Image Courtesy Ashley Davidoff MD Copyright 2010 25517b.8s

Acute Retention and Renal Obstruction

The CT scans show an enlarged prostate (a) with an enlarged bladder (b) hydroureter (c, yellow arrow) and extravasated urine (orange arrow c and d) with hydronephrosis These findings are consistent with acute obstruction of the kidneys and bladder as a result of prostatic enlargement.

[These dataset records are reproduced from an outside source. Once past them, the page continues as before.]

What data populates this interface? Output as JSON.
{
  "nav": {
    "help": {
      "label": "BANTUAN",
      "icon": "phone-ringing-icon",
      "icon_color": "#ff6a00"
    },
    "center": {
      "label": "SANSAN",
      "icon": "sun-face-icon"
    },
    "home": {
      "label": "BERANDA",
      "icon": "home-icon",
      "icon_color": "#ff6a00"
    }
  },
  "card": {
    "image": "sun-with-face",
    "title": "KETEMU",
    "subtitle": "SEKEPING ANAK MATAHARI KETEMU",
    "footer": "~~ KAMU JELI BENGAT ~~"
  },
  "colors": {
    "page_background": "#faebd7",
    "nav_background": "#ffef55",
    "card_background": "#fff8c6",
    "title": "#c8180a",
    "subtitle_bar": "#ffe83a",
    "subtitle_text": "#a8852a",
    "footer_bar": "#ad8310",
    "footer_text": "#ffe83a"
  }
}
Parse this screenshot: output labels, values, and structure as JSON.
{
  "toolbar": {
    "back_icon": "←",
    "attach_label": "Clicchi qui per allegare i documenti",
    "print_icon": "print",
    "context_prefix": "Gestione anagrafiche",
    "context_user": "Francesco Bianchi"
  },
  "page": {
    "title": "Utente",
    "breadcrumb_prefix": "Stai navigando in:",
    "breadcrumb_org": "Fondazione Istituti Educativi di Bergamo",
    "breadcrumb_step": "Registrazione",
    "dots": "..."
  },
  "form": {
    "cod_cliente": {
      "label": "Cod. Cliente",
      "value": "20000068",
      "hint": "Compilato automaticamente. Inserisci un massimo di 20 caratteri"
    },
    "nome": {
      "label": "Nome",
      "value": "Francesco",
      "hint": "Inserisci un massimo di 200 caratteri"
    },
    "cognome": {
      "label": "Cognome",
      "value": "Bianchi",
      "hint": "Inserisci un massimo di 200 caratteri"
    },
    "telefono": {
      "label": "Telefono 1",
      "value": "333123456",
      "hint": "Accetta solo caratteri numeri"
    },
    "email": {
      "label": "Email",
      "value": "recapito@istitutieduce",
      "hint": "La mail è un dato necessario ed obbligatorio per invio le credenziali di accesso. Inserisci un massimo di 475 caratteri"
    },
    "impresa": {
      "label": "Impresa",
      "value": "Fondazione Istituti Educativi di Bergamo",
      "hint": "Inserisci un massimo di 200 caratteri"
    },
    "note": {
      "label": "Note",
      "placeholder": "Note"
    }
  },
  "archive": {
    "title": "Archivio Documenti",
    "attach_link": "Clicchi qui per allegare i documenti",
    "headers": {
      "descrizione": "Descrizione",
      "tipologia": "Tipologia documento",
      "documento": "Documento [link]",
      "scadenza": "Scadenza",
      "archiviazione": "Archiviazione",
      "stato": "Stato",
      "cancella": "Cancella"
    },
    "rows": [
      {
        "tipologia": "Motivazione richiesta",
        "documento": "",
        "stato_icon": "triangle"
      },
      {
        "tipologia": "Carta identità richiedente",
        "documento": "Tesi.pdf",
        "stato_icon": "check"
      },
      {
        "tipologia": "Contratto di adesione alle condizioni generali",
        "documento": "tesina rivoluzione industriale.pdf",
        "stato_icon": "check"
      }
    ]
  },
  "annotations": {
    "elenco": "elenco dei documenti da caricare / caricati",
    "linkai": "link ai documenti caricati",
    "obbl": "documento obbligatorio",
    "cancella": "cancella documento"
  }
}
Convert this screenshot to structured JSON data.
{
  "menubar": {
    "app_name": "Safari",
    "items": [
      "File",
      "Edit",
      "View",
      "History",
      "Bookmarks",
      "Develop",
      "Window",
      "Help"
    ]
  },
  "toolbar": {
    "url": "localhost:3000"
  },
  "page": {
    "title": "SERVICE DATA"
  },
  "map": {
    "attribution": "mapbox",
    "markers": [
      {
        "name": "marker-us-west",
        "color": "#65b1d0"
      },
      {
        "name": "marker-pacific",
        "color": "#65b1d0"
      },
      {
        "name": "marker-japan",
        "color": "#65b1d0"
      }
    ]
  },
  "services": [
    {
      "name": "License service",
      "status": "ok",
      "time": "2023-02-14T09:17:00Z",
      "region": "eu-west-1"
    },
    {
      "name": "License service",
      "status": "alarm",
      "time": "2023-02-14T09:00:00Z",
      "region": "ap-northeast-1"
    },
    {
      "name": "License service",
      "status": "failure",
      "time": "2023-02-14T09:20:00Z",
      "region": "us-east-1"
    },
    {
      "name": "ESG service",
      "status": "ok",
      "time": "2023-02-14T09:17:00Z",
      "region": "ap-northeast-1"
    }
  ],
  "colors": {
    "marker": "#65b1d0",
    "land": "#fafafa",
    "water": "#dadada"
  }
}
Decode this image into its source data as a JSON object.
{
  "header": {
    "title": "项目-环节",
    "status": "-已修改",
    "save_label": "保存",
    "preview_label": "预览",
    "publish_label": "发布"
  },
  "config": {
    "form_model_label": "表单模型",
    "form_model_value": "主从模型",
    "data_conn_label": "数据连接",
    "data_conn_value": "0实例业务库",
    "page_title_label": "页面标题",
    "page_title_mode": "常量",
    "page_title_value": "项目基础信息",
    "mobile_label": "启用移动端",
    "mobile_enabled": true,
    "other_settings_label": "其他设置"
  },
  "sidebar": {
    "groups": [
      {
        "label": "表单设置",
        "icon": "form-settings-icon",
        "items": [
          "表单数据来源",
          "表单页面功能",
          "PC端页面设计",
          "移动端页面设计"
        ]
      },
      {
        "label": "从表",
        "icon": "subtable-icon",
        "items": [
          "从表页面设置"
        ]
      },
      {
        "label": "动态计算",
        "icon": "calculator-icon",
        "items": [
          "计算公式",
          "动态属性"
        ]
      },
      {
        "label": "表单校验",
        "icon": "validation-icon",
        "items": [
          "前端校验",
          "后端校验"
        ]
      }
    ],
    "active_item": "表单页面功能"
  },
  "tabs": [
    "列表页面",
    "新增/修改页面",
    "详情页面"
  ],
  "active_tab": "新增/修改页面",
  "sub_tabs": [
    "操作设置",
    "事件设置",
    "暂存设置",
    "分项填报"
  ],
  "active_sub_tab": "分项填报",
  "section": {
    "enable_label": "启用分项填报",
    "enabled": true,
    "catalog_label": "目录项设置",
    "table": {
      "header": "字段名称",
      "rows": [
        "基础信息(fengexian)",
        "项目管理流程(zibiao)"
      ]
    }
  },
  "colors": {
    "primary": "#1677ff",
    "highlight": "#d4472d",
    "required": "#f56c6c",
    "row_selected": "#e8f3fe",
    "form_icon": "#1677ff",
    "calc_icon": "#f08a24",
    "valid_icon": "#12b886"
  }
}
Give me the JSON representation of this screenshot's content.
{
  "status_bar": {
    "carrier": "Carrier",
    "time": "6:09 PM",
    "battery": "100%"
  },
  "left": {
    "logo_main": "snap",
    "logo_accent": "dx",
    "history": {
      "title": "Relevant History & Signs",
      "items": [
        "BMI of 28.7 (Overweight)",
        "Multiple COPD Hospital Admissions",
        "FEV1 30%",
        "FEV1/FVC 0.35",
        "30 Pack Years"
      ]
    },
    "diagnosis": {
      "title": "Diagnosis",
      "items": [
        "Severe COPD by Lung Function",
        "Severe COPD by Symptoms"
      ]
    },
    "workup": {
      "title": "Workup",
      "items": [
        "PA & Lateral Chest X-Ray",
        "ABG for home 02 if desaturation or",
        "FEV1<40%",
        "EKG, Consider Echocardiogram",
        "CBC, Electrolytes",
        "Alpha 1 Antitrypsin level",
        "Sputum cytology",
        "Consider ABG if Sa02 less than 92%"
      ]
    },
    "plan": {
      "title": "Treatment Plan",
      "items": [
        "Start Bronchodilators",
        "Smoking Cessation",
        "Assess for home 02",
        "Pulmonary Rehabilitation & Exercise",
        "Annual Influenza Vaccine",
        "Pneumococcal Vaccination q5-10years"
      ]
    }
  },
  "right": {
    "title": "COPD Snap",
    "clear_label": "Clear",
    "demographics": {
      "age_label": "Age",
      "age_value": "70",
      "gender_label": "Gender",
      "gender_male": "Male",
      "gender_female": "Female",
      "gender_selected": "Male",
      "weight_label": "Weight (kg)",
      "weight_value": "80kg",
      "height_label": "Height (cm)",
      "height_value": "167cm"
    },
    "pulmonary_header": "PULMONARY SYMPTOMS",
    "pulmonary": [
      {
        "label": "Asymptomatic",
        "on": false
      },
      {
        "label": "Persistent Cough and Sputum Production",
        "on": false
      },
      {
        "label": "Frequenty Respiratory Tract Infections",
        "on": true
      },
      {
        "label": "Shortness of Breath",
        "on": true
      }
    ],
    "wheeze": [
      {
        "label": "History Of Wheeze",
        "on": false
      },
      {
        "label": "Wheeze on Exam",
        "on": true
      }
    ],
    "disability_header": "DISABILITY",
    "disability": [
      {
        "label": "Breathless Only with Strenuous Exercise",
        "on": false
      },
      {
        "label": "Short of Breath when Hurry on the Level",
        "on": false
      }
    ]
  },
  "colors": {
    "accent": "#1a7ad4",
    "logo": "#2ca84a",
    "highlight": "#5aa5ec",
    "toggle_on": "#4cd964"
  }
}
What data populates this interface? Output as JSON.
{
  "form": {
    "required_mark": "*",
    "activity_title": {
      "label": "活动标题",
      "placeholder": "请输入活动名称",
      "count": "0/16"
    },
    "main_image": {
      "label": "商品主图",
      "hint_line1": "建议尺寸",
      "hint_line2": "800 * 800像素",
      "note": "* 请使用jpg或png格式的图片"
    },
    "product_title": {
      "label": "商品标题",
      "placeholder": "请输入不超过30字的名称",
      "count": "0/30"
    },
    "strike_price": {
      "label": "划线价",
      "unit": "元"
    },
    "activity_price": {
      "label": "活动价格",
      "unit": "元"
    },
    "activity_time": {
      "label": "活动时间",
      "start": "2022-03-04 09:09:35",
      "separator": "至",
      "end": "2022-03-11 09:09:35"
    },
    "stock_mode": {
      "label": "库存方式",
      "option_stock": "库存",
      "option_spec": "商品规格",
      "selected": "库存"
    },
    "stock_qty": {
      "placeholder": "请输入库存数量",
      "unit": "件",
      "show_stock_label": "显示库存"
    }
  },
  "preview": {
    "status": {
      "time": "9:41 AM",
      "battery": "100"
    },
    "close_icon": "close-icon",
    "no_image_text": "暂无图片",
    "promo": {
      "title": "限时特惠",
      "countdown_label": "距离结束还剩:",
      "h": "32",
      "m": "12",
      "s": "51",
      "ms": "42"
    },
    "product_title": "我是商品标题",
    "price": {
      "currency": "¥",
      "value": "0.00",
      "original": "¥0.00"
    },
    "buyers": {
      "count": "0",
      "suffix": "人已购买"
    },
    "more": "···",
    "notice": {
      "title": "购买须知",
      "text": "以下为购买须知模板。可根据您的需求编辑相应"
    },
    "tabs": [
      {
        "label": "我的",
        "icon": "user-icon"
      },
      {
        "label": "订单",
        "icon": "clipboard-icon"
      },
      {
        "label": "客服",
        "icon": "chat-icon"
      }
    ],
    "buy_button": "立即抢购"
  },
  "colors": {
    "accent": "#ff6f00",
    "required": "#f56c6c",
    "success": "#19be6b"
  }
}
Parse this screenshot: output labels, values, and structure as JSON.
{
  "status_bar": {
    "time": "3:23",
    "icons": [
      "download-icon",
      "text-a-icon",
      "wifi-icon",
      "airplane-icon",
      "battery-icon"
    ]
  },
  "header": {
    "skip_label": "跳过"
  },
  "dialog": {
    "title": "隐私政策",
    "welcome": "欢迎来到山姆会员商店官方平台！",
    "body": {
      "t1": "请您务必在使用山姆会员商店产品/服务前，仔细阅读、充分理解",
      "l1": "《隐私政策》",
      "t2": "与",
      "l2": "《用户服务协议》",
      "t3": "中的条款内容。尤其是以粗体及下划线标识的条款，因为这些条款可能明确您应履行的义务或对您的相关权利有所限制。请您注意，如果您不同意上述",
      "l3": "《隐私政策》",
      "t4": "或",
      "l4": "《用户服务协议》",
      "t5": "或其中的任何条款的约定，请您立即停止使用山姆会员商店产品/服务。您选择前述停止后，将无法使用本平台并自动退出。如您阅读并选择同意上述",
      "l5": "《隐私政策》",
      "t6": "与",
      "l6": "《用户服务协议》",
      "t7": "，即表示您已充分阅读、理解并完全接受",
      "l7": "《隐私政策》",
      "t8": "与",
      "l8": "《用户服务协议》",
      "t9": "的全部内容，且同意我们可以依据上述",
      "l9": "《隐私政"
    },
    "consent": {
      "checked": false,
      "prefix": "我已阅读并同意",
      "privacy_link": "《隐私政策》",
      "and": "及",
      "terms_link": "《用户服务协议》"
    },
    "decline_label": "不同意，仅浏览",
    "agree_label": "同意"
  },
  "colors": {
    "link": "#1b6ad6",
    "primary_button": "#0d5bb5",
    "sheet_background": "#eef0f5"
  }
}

Image Courtesy Ashley Davidoff MD Copyright 2010 17069c.8s

Surgical Treatment of BPH

There are 3 main surgical options for treatment of BPH: 1) transurethral resection of the prostate (TURP), 2) transurethral incision of the prostate (TUIP), and 3) open prostatectomy.

TURP:

This is the gold standard for effective treatment for BPH. The procedure is performed using a scope designed to pass through the urethra and allow a wire loop with electrical current to remove chips of prostatic tissue. Patients usually require an overnight stay in the hospital. Major complications of this procedure are bleeding, hyponatremia from absorption of free water, incontinence, and retrograde ejaculation. Operative time is generally limited to 1 hour in order to prevent this hyponatremia.

TUIP

TUIP is similar to TURP. However, instead of removing prostatic tissue, an electrical knife is used to make small cuts in the prostate.

Open Prostatectomy

Open prostatectomy can be performed for extremely large prostates either through a suprapubic or perineal approach. This is a more invasive procedure with higher complications include bleeding and infection.

Other

Other minimally invasive procedures include: 1) laser prostatectomy, 2) transurethral microwave thermotherapy (TUMT), high intensitry focused ultrasound (HIFU), transurethral needle ablation (TUNA), prostatic stents, and transurethral electrovaporization.

Laser Prostatectomy:

This technique utilizes a laser with various wavelengths. There is a decreased risk of bleeding, fluid absorption, retrograde ejaculation, impotence, and incontinence. Patients usually require a shorter hospitalization and sometimes can be done as an outpatient. performed with the use of a laser with various types and wavelengths have the advantages of lack or decreased risk of complications such as intraoperative bleeding and fluid absorption, retrograde ejaculation, impotence, and incontinence. Patients undergoing this procedure tend to require shorter hospital stays and can be admitted on an outpatient basis.

TUMT:

This technique uses microwave energy with frequencies between 915-2450 MHz to heat tissues. This procedure can be done as an outpatient with local anesthesia. It is safer than a TURP but not as effective.

HIFU:

HIFU uses ultrasonic energy to heat the prostate. This is done transrectally.

TUNA:

TUNA uses high-frequency radio wave to cause thermal injury to the prostate. Needles are inserted into the prostate and energy is delivered through them to localized areas. The procedure only requires local anesthesia.

Prostatic stents:

These are permanent, flexible, expanding devices placed in the urethra to expand the lumen. Advantages of this procedure include: short operative time, minimal bleeding, no need for post-operative catheter, and no need for a hospital stay.

Transurethral electovaporization:

This technique simultaneously vaporizes and coagulated prostatic tissue so no bleeding or fluid absorption occurs. Operative times can be much longer than an hour, therefore much larger glands can be operated on.